Identify and heighten the Goal, Conflict and Stakes
  • Go through your novel and write these three words at the top of every chapter.
  • Now, define them for every chapter.
  • It helps identify trouble areas and highlight “soggy middle syndrome.”

Use questions and exercises to fix the trouble areas you ID’d
  • How can you make your MC’s problem personal? This creates emotional power.
  • How can you make it matter more than life?
  • What’s the moment that your MC realizes there’s no turning back? Do readers get to see that scene?
  • How can your MC’s problem get worse? Once you think you’ve made it as bad as it can be…ask this question again.
  • What will be lost if your MC fails?
  • Heighten your story’s turning points through action, dialogue and emotion
  • Do you have a mix of internal and external tension? How can you add one or the other?
  • Are your characters emotional or active? How can they be both? Can their actions and emotions be at odds?

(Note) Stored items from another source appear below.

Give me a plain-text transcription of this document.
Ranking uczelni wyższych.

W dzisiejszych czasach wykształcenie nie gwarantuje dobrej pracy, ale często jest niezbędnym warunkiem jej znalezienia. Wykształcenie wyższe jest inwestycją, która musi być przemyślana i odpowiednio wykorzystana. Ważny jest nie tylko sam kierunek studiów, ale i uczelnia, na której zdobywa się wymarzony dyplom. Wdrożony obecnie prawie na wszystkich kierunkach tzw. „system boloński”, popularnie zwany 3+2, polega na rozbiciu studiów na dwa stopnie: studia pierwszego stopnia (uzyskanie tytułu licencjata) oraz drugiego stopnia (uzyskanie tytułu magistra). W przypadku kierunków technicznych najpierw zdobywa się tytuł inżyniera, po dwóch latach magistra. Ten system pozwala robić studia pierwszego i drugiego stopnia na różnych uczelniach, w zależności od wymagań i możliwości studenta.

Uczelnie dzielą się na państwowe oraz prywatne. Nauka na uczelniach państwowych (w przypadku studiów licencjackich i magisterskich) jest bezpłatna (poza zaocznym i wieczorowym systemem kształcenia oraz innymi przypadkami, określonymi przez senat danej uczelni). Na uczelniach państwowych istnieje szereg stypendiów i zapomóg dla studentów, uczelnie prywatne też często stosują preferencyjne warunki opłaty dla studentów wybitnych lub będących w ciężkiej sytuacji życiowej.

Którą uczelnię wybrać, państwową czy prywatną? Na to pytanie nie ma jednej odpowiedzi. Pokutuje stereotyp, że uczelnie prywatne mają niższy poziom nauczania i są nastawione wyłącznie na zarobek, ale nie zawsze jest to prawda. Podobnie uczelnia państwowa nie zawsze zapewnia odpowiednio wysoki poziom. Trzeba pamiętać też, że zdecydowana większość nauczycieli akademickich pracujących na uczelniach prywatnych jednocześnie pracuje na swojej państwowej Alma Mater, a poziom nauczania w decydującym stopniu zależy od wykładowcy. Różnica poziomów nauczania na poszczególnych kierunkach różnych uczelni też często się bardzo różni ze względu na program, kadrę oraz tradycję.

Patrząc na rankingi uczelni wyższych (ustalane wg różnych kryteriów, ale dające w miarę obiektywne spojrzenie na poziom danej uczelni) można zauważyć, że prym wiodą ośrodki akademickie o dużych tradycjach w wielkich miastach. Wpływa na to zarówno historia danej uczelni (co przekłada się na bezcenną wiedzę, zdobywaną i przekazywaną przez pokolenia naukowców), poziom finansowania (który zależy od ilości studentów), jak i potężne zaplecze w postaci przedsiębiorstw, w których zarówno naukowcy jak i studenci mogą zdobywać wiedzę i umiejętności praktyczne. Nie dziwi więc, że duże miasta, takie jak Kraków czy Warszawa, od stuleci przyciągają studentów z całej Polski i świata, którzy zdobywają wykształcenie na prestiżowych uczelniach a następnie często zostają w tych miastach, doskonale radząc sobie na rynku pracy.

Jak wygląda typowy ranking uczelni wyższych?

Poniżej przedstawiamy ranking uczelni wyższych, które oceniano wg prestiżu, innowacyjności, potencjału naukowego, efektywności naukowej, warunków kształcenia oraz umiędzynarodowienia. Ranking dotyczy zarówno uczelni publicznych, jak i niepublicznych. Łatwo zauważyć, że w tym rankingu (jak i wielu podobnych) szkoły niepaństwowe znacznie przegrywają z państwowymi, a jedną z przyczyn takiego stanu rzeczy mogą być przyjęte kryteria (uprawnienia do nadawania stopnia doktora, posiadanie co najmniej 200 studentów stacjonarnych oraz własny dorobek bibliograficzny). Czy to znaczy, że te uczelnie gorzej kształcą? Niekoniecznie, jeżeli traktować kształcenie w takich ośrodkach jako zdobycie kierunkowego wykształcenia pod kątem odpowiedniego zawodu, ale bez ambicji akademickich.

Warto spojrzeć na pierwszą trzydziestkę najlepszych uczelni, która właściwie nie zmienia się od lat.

Nail the timeline and logistics
  • Know what ALL your characters are doing at any given moment, even if they’re not on scene. I did a guest post on this topic for Sommer Leigh’s Tell Great Stories a while back. MG author Janice Hardy also has some great tips on her blog.

So, there you have it. Not a perfect plot solution, but enough questions to keep us busy and scheming away on our next twist!


  1. Great tips! I love the question on 'how can your MC' problem get worse...' then ask again. Sounds kind of like real life ;)

  2. I'm always too nice to my character on my first attempts. I usually have to go back and throw something at her to make her react. Conflict, conflict, conflict...that's the fuel in the engine.

  3. "Know what ALL your characters are doing at any given moment, even if they’re not on scene." - yes! I'm so glad to see that here. Plot holes are the pits, but this outline routine I've invented has really made a difference with my last two WiPs. Great tips! :)

  4. Wonderful post, Nicole! It's so hard to get through the plot without getting lost in the middle. I used to be a pantser, but have gone over to the plotters -- I HAVE to know what's happening to all my characters, and have to keep things organized to make sure it all flows together.

  5. Great post and brilliant advice :) Love the list of questions, such good things to keep in mind when editing.

  6. These are great tips! Thanks so much for sharing them.

  7. Lovely tips! I like the idea of writing the three key words on the top of each chapter. I've gotten better at making things worse for my MC. I think it took two or three books under my belt to really get comfortable with this idea, but even now, I feel my new story outline is already so much stronger than previous stories. I guess we really do get better with practice! :)

  8. Some great advice - which I will save for my next WIP (doing the memoir right now :)

    PS... thanks for the kind comments re. the next Blogfest... I must owe you something from somewhere, do I?? :)

  9. Great tips to remember, which will be extremely helpful as I work through my edits, things to continually ask myself in tightening up my story. Thanks, Nicole!

  10. "Know what ALL your characters are doing at any given moment, even if they’re not on scene."

    I found this HARD to do, but so helpful!

  11. Great tips to sharpen scenes! I'll put my manuscripts to the test with this. Thanks.

  12. Great advice! Sometimes it's tricky to keep track of what all your characters are doing at a given time - a useful way of doing this is to write a list of the main events of the novel then make a note of where all the characters are. The list of questions is really helpful! :)

  13. Thanks! Although I know most of what you said, your post helped me realize I didn't really think my one WiP through far enough. So I'm definitely going to do some rethinking before I start it again. :-D

  14. Good tips here. As I'm getting ready for NaNoWriMo, I'd definitely want to avoid the saggy middle that you mentioned here when it comes time for me to write.